🐱 MaineCoon

Pursuing a Real-Time Audio-Visual Social World Model

MaineCoon is the first real-time audio-visual autoregressive model, a 22B-parameter generative core that streams synchronized audio and video chunk-by-chunk on a single GPU, with sub-second interaction and a record-breaking frame rate of up to 47.5 FPS. It is our first step toward social world models — generative systems that actively observe users, internally simulate social dynamics, and react to people in real time.

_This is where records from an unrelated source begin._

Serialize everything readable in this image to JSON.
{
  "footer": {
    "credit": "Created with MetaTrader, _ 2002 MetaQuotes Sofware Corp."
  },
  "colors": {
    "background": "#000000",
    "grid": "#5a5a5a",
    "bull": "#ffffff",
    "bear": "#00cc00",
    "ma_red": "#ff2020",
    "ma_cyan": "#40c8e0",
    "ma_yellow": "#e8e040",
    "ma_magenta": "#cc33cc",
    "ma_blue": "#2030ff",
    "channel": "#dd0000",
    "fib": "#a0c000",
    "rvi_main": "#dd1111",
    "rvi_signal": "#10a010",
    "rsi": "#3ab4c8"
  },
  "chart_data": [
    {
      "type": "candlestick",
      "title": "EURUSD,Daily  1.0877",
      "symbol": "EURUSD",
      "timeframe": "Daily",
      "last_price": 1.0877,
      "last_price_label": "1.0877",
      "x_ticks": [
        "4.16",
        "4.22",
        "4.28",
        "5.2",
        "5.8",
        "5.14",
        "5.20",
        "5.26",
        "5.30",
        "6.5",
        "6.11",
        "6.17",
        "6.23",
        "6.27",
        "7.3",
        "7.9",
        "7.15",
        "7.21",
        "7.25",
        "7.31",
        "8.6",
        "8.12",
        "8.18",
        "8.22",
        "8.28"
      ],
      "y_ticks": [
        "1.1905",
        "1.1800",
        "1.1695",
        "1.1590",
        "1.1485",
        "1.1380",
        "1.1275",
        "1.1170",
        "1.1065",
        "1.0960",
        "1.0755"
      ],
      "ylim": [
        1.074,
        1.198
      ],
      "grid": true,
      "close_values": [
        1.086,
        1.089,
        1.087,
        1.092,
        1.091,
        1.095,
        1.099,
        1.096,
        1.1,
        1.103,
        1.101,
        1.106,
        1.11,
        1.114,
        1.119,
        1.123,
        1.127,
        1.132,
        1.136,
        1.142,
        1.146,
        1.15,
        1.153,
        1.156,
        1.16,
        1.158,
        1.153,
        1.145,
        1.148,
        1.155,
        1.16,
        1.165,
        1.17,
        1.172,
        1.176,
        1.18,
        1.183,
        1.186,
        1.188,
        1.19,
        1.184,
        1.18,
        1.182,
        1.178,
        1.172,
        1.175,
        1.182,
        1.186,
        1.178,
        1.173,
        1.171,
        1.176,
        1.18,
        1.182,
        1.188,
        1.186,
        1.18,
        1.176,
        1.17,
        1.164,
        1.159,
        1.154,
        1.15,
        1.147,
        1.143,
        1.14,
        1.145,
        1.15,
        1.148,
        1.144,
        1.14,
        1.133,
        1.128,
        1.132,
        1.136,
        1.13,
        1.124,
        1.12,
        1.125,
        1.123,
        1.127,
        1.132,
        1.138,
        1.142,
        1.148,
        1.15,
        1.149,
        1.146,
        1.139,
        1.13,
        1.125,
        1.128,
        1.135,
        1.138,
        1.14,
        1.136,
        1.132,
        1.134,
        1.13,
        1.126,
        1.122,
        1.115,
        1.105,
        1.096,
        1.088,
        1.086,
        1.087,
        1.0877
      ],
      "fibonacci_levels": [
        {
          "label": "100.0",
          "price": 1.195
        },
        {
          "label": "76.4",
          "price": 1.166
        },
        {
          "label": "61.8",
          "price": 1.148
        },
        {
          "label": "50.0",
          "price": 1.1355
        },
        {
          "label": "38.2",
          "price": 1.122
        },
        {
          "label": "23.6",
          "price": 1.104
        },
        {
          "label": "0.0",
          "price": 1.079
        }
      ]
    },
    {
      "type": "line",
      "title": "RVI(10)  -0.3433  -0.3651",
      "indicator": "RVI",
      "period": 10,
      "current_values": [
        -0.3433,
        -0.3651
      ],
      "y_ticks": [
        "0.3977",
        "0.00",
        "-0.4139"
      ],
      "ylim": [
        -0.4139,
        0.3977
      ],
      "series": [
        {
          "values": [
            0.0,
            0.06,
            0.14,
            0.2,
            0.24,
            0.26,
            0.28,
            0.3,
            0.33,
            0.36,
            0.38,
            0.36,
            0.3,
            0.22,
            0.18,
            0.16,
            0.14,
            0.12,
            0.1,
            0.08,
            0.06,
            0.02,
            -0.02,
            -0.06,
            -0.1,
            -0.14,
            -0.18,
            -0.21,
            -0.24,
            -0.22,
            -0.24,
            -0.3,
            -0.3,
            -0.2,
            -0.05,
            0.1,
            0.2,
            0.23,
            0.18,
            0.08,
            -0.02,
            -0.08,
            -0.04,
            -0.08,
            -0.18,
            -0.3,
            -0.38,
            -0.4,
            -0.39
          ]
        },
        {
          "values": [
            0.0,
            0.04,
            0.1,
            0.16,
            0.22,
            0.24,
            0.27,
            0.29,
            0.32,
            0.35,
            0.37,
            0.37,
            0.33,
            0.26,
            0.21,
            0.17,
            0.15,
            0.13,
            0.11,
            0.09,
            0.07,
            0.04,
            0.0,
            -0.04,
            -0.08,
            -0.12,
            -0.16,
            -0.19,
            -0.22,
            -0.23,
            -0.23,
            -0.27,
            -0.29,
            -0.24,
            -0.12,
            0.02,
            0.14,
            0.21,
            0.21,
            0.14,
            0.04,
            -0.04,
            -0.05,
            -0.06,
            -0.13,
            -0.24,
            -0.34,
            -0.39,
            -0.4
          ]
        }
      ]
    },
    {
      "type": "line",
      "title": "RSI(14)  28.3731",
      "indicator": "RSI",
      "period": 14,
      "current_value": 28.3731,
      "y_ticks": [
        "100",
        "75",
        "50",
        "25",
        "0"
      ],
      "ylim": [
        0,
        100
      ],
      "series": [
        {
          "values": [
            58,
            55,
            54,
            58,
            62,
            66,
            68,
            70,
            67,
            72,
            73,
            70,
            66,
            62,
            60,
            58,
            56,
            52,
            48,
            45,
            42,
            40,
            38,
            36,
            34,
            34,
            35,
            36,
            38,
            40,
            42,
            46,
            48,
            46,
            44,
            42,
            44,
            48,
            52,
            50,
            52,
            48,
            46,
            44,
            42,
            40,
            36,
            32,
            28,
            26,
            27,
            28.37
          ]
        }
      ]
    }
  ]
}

🔗 Official website & demos: https://mainecoon.tech/

🕹️ Experience platform (try it live): https://mainecoon.tech/experience-platform

📝 Blog: https://mainecoon.tech/blogs

🤗 Hugging Face: catnip-ai-tech/MaineCoon

📄 Paper (arXiv): arxiv.org/abs/2606.17800

Overview

As an ever-growing majority of the world's video is watched on social platforms and created for interactive social purposes, video generation built for social worlds is important yet largely overlooked. Prior world models simulate physical environments or game-world exploration, but remain detached from human-centric social dynamics — they often omit audio, or fail to capture the high-engagement pacing, emotional resonance, and rapid conversational flow that define social media.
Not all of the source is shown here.